County Officials Destroy 750 lbs. of Marijuana Found Next to Roadway

By Alan Van Zandt |

Published 07/29 2014 10:48PM

Updated 07/30 2014 08:23AM

(ST. JOSEPH, Mo.)  Officials from the Buchanan County Drug Strike Force say it might be the their biggest drug haul in many years.

One day following the discovery of more than 750 pounds of marijuana in a culvert off of a rural Buchanan County roadway, bag after bag of the drug was thrown into a makeshift fire pit and destroyed.

"We contacted federal authorities and they gave us permission to destroy the drugs," said Buchanan County Commissioner Ron Hook, who was overseeing the burning of the marijuana at a location near Sugar Lake.

It was the end of an extraordinary 24 hours for county officials.

Because of an illegal dumping problem, in recent months Hook organized a detail of highway clean up crews made up of inmates from the Buchanan County Jail.

While on patrol Monday on Highway HH in south Buchanan County between Dekalb and Rushville, a crew came upon a dump site that contained neither garbage, old tires or other debris.

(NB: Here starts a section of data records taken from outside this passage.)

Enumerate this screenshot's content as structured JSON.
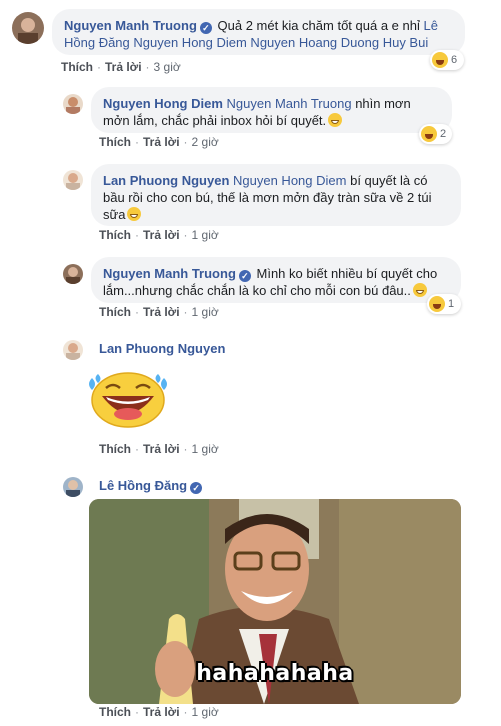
{
  "comments": [
    {
      "author": "Nguyen Manh Truong",
      "verified": true,
      "text": "Quả 2 mét kia chăm tốt quá a e nhỉ",
      "tags_line1": "Lê",
      "tags_line2": "Hồng Đăng Nguyen Hong Diem Nguyen Hoang Duong Huy Bui",
      "like": "Thích",
      "reply": "Trả lời",
      "time": "3 giờ",
      "reaction_count": "6"
    },
    {
      "author": "Nguyen Hong Diem",
      "tag": "Nguyen Manh Truong",
      "text_line1": "nhìn mơn",
      "text_line2": "mởn lắm, chắc phải inbox hỏi bí quyết.",
      "like": "Thích",
      "reply": "Trả lời",
      "time": "2 giờ",
      "reaction_count": "2"
    },
    {
      "author": "Lan Phuong Nguyen",
      "tag": "Nguyen Hong Diem",
      "text_line1": "bí quyết là có",
      "text_line2": "bầu rồi cho con bú, thế là mơn mởn đầy tràn sữa về 2 túi",
      "text_line3": "sữa",
      "like": "Thích",
      "reply": "Trả lời",
      "time": "1 giờ"
    },
    {
      "author": "Nguyen Manh Truong",
      "verified": true,
      "text_line1": "Mình ko biết nhiều bí quyết cho",
      "text_line2": "lắm...nhưng chắc chắn là ko chỉ cho mỗi con bú đâu..",
      "like": "Thích",
      "reply": "Trả lời",
      "time": "1 giờ",
      "reaction_count": "1"
    },
    {
      "author": "Lan Phuong Nguyen",
      "sticker": "laughing-tears-sticker",
      "like": "Thích",
      "reply": "Trả lời",
      "time": "1 giờ"
    },
    {
      "author": "Lê Hồng Đăng",
      "verified": true,
      "gif_caption": "hahahahaha",
      "like": "Thích",
      "reply": "Trả lời",
      "time": "1 giờ"
    }
  ],
  "colors": {
    "link": "#385898",
    "bubble": "#f2f3f5",
    "meta": "#606770",
    "verified": "#4267b2"
  }
}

"Bags and bags of marijuana," Hook said. "My reaction was, what did we stumble on to?"

Most of the marijuana was wrapped in individual one-pound sealed, airtight bags, ready to sell.

Buchanan County Drug Strike Force Director Mike Donaldson estimated the value of the drugs could be as high as $2 million on the streets.

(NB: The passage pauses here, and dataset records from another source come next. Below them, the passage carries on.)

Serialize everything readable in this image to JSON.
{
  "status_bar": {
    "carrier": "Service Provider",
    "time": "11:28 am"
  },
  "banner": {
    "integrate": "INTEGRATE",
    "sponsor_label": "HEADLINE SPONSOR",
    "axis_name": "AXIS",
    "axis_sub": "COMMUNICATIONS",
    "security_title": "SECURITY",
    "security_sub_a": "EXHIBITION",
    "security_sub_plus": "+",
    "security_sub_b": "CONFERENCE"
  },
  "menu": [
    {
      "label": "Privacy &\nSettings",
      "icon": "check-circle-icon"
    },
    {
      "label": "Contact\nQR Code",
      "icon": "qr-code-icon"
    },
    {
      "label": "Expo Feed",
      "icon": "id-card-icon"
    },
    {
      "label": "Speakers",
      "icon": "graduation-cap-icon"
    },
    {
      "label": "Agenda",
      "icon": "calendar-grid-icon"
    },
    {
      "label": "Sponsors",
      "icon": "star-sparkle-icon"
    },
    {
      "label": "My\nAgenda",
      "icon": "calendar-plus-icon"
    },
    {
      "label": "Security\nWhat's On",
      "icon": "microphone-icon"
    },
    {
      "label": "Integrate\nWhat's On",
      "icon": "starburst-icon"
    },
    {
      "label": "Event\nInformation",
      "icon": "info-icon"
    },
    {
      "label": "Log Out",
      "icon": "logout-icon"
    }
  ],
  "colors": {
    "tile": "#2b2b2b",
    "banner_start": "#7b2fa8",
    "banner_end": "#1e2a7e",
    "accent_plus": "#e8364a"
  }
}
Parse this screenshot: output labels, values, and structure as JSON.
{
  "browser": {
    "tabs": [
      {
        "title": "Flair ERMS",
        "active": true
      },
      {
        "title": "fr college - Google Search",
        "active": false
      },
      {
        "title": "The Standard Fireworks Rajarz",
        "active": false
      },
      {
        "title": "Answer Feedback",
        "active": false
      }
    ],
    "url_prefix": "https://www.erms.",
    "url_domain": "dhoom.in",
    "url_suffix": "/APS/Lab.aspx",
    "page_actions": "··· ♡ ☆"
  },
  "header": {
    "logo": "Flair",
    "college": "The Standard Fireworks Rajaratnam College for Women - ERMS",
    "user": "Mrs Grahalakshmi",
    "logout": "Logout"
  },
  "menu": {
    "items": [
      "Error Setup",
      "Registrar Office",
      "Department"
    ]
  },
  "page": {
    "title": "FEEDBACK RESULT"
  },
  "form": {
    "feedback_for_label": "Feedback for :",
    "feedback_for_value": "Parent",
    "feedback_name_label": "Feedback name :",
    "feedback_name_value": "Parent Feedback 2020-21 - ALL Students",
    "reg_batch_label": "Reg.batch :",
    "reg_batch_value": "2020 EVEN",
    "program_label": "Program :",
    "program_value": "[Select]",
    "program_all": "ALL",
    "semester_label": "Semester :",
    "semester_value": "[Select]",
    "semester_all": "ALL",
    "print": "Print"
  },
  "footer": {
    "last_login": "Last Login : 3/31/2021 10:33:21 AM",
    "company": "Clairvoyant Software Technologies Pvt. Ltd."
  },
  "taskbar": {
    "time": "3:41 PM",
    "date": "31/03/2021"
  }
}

"(Drug Strike Force deputies) came down and they looked at all the bags," Hook said. "They processed and made sure that it was marijuana. They tested it, counted it and inventoried it."

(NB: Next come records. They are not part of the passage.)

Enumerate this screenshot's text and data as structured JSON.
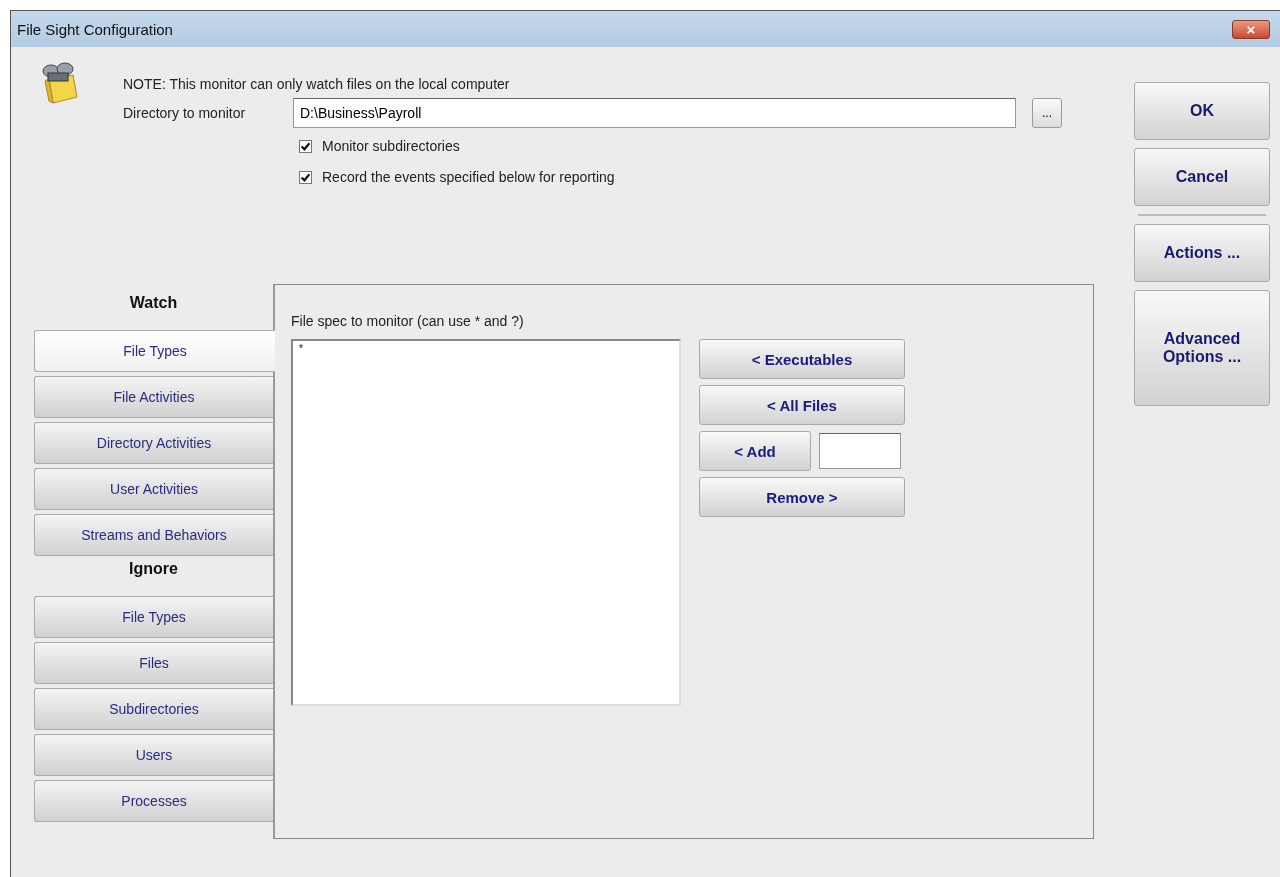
{
  "window": {
    "title": "File Sight Configuration",
    "close": "×"
  },
  "note": "NOTE: This monitor can only watch files on the local computer",
  "directory": {
    "label": "Directory to monitor",
    "value": "D:\\Business\\Payroll",
    "browse": "..."
  },
  "options": [
    {
      "label": "Monitor subdirectories",
      "checked": true
    },
    {
      "label": "Record the events specified below for reporting",
      "checked": true
    }
  ],
  "groups": [
    {
      "heading": "Watch",
      "tabs": [
        {
          "label": "File Types",
          "selected": true
        },
        {
          "label": "File Activities",
          "selected": false
        },
        {
          "label": "Directory Activities",
          "selected": false
        },
        {
          "label": "User Activities",
          "selected": false
        },
        {
          "label": "Streams and Behaviors",
          "selected": false
        }
      ]
    },
    {
      "heading": "Ignore",
      "tabs": [
        {
          "label": "File Types",
          "selected": false
        },
        {
          "label": "Files",
          "selected": false
        },
        {
          "label": "Subdirectories",
          "selected": false
        },
        {
          "label": "Users",
          "selected": false
        },
        {
          "label": "Processes",
          "selected": false
        }
      ]
    }
  ],
  "panel": {
    "label": "File spec to monitor (can use * and ?)",
    "items": [
      "*"
    ],
    "buttons": [
      {
        "label": "< Executables",
        "kind": "button"
      },
      {
        "label": "< All Files",
        "kind": "button"
      },
      {
        "label": "< Add",
        "kind": "button-with-field"
      },
      {
        "label": "Remove >",
        "kind": "button"
      }
    ]
  },
  "side_buttons": [
    {
      "label": "OK",
      "kind": "button"
    },
    {
      "label": "Cancel",
      "kind": "button"
    },
    {
      "kind": "separator"
    },
    {
      "label": "Actions ...",
      "kind": "button"
    },
    {
      "label": "Advanced Options ...",
      "kind": "tall"
    }
  ]
}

"I've never heard of a thing like this happen in my 25 years of service," Donaldson said.

The drugs were found deep in a culvert off of County Road HH about five miles west of Dekalb.

Neighbors in the area were stunned when they heard of the marijuana discovery.

"I couldn't believe it," said Betty Reagan. The Reagan family has been farming in the area for more than 42 years.

"Nothing like that's ever happened around here," she said. "It's really quiet. You hear a car go by every now and then but otherwise, nothing happens."

Hook says this is a wake up call to the prevalence of drugs.

"People have to realize that there are drugs in our community in this quantity," he said. "I never thought it and I've lived here my whole life."

But for the 750 pounds of marijuana in the fire pit, they are off the market.

"It's just great that we can get these drugs off the street," Hook said. "We'll probably never stumble on anything like this ever again."

The Drug Strike Force continues to investigate where the drugs might have come from and who they belonged to.